In the 18th Century the philosophies of The Enlightenment would begin to have dramatic effect, and the landmark works of philosophers such as Immanuel Kant and Jean-Jacques Rousseau would have an electrifying effect on a new generation of thinkers. In the late 18th century a movement known as Romanticism would seek to combine the formal rationality of the past, with a greater and more immediate emotional and organic sense of the world. Key ideas that would spark this change are evolution argued by Erasmus Darwin and Johann Wolfgang von Goethe, and what might now be called emergent order, for example the Free Market of Adam Smith. Pressures for egalitarianism, and more rapid change would culminate in a period of revolution and turbulence that would see philosophy change as well.
1 Brief Historical Outline
With the tumultuous years of 1789-1815, European culture was transformed by revolution, war and disruption. By ending many of the social and cultural props of the previous century, the stage was set for dramatic economic and political change. European philosophy participated in, and drove, many of these changes.

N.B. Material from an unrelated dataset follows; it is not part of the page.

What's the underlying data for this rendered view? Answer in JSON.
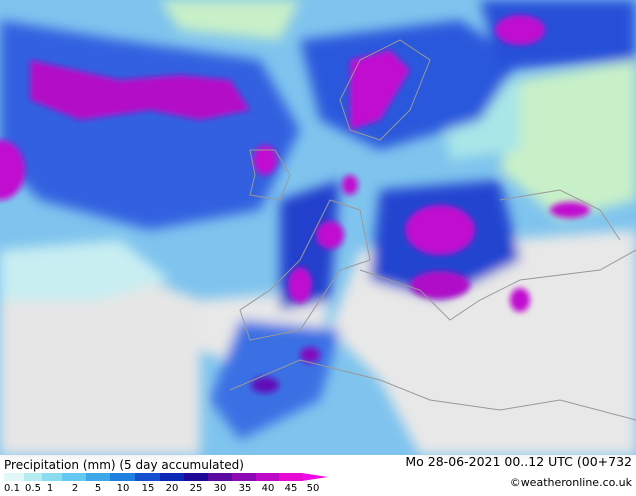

The last third of the 18th century produced a host of ideas and works which would both systematize previous philosophy, and present a deep challenge to the basis of how philosophy had been systematized. Immanuel Kant is a name that most would mention as being among the most important of influences, as would Jean-Jacques Rousseau. While both of these philosophers were products of the 18th century and its assumptions, they pressed at the boundaries. In trying to explain the nature of the state and government, Rousseau would challenge the basis of government with his declaration that "Man is born free, but is everywhere in chains". Kant, while attempting to preserve axiomic skepticism, was forced to argue that we do not see reality, nor do we speak of it, only how it appears to us.
One of the first philosophers to attempt to synthesize these influence was Johann Gottlieb Fichte, whose working out of Kantian metaphysics included incorporation of what would become the major movement in European arts and letters for the next 50 years, Romanticism. Fichte's Wissenschaftslehre, he argues that the self posits itself and is a self-producing and changing process.